Each of these elements interacts with the others. A change in one of them affects the others. When these components are strong, hope increases; when one is weak, hope decreases. It is then when it is important to intervene to strengthen that missing or undeveloped element.

When hope is not hope, but something else

It is important to understand that we are not talking about hope when we cling to the fact that things must be as we believe and want them to be. Obsessing about the persistence of a relationship that is unhealthy or for some reason cannot go on, is not maintaining hope, it is a style of attachment. Likewise, it is to persist in projects that have repeatedly failed or that can no longer come to fruition .

Life presents situations that are sometimes not under our control, but hope gives us the message that it is possible to start over, that we have the capacity to do so, and that our effort is required to achieve it.

We tend to think that suffering is bad , and that is why we try so hard to avoid it, even if it is inevitable. But, just as diamonds, which are pure carbon atoms, under conditions of darkness, pressure and extreme temperature are transformed into the gemstone, human beings are transformed through difficulty, nullifying what does not serve them like excessive and useless fears or arrogance and developing positive qualities like compassion and kindness.

Benefits of cultivating hope

High levels of hope are associated with better performance and success in academics, business and professional sports , greater physical and psychological well-being and better interpersonal relationships (Lopez & Snyder, 2009; Lopez, 2013).

Hope has an impact on physical health by facilitating people’s efforts to engage in disease prevention activities such as exercise, reducing the likelihood of engaging in risky behaviors, and coping and recovering from existing health problems. By itself, higher levels of hope have been found to be associated with positive affect, greater life satisfaction, greater perception of well-being and sense of life (Lopez & Snyder, 2009).

Hope also influences the assessment and coping with stressors and obstacles . Research has shown that people with greater hope are effective in generating and using alternative paths to goals. This is especially relevant when facing barriers in achieving goals or when there are paths that are closed. People with little hope are more likely to use avoidance as a coping strategy (Lopez & Snyder, 2009).

Finally, people with high hope are likely to form close connections with others because they show interest in the goals of others not just their own, enjoy interacting with others, and perceive greater social support (Lopez & Snyder, 2009).

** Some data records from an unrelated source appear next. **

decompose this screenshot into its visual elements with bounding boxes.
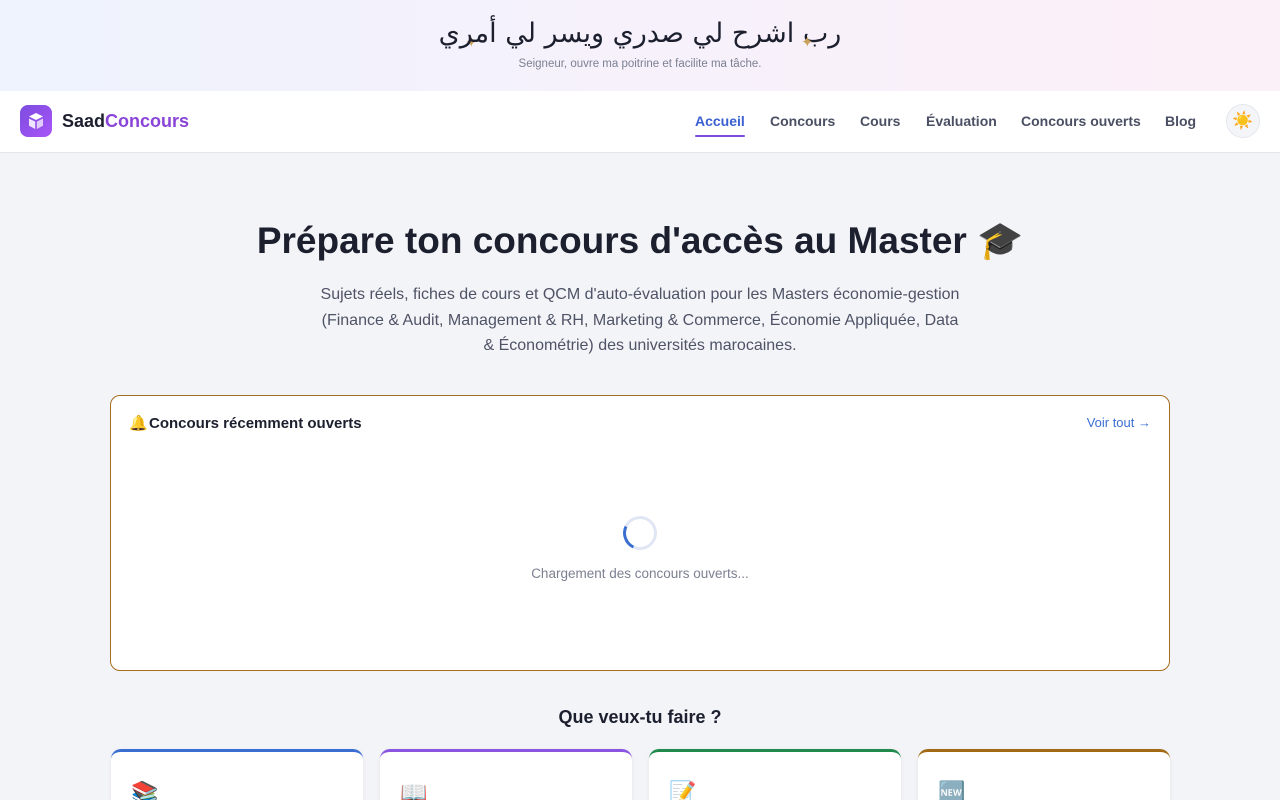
loading-spinner-icon (618, 511, 662, 555)
open-book-icon: 📖 (400, 780, 428, 800)
books-icon: 📚 (131, 780, 159, 800)
nav-concours[interactable]: Concours (770, 113, 835, 129)
action-card-concours[interactable]: 📚 (111, 749, 363, 800)
action-card-cours[interactable]: 📖 (380, 749, 632, 800)
see-all-link[interactable]: Voir tout → (1087, 415, 1151, 430)
top-navbar: SaadConcours Accueil Concours Cours Éval… (0, 91, 1280, 153)
loading-message: Chargement des concours ouverts... (531, 566, 749, 581)
action-card-nouveau[interactable]: 🆕 (918, 749, 1170, 800)
theme-toggle-button[interactable]: ☀️ (1226, 104, 1260, 138)
nav-concours-ouverts[interactable]: Concours ouverts (1021, 113, 1141, 129)
nav-cours[interactable]: Cours (860, 113, 900, 129)
nav-blog[interactable]: Blog (1165, 113, 1196, 129)
recent-concours-card: 🔔 Concours récemment ouverts Voir tout →… (110, 395, 1170, 671)
star-right-icon: ✦ (801, 34, 814, 51)
page-subtitle: Sujets réels, fiches de cours et QCM d'a… (320, 286, 960, 354)
recent-concours-heading: 🔔 Concours récemment ouverts (129, 414, 362, 433)
brand-name-part2: Concours (105, 110, 190, 131)
action-card-evaluation[interactable]: 📝 (649, 749, 901, 800)
brand-name: SaadConcours (62, 111, 189, 132)
verse-translation: Seigneur, ouvre ma poitrine et facilite … (518, 58, 762, 70)
box-logo-icon (20, 105, 52, 137)
actions-section-title: Que veux-tu faire ? (558, 707, 722, 727)
page-title: Prépare ton concours d'accès au Master 🎓 (256, 220, 1024, 261)
bell-icon: 🔔 (129, 415, 148, 432)
brand-link[interactable]: SaadConcours (20, 105, 189, 137)
sun-icon: ☀️ (1232, 111, 1254, 130)
brand-name-part1: Saad (62, 110, 106, 131)
memo-icon: 📝 (669, 780, 697, 800)
nav-evaluation[interactable]: Évaluation (926, 113, 997, 129)
recent-concours-title: Concours récemment ouverts (149, 414, 362, 432)
verse-banner: ✦ رب اشرح لي صدري ويسر لي أمري ✦ Seigneu… (0, 0, 1280, 91)
arabic-verse: رب اشرح لي صدري ويسر لي أمري (438, 18, 842, 49)
nav-accueil[interactable]: Accueil (695, 113, 745, 137)
new-icon: 🆕 (938, 780, 966, 800)
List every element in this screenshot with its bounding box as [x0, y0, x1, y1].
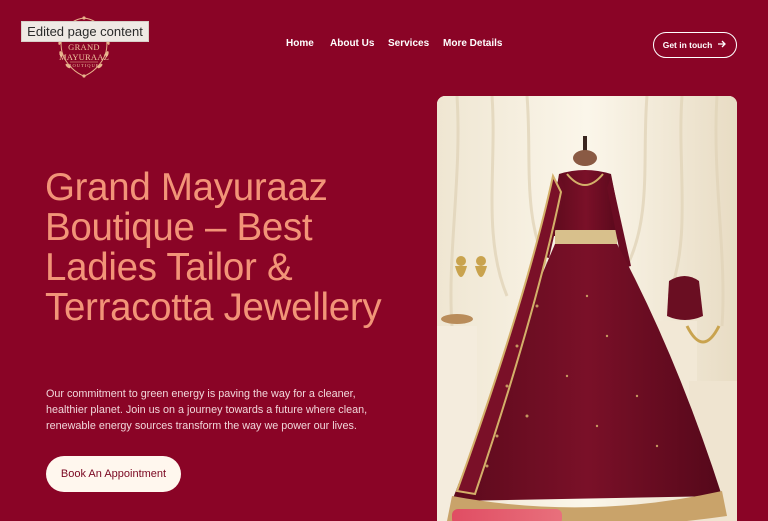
nav-home[interactable]: Home — [286, 38, 314, 49]
hero-title: Grand Mayuraaz Boutique – Best Ladies Ta… — [45, 166, 382, 329]
edited-content-badge: Edited page content — [21, 21, 149, 42]
arrow-right-icon — [718, 40, 727, 51]
nav-about-us[interactable]: About Us — [330, 38, 374, 49]
lehenga-product-image — [437, 96, 737, 521]
nav-more-details[interactable]: More Details — [443, 38, 502, 49]
logo-line-1: GRAND — [68, 42, 100, 52]
logo-line-2: MAYURAAZ — [59, 52, 109, 62]
get-in-touch-button[interactable]: Get in touch — [653, 32, 737, 58]
logo-line-3: BOUTIQUE — [68, 63, 100, 68]
hero-description: Our commitment to green energy is paving… — [46, 388, 368, 432]
get-in-touch-label: Get in touch — [662, 40, 713, 50]
floating-accent-bar — [452, 509, 562, 521]
page: Edited page content GRAND MAYURAAZ BOUTI… — [0, 0, 768, 521]
nav-services[interactable]: Services — [388, 38, 429, 49]
book-appointment-button[interactable]: Book An Appointment — [46, 456, 181, 492]
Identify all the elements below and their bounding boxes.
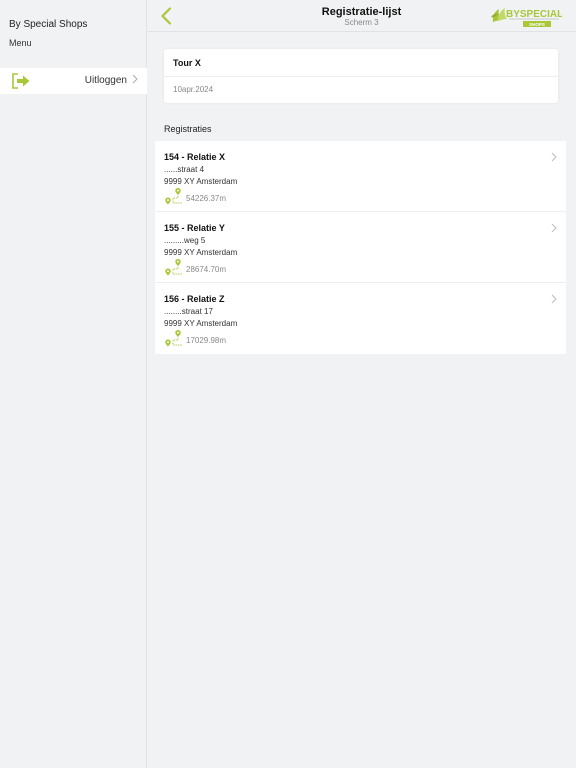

In any case, we tend to learn a lot from the people around us and also to influence them. Fortunately, hope is contagious, so we can be touched by the hope of others and also inspire those around us and thus contribute to the sense of well-being, motivation, and mutual growth in our relationships and spread it also in the world, which we all know needs it.

Bibliographic references:

  • Lopez, S. J. (2009). The Oxford Handbook of Positive Psychology. Second Edition. Oxford; New York.
  • Lopez, S. J. (2013). Making Hope Happen: Create the Future You Want for Yourself and Others. Atria Books; New York.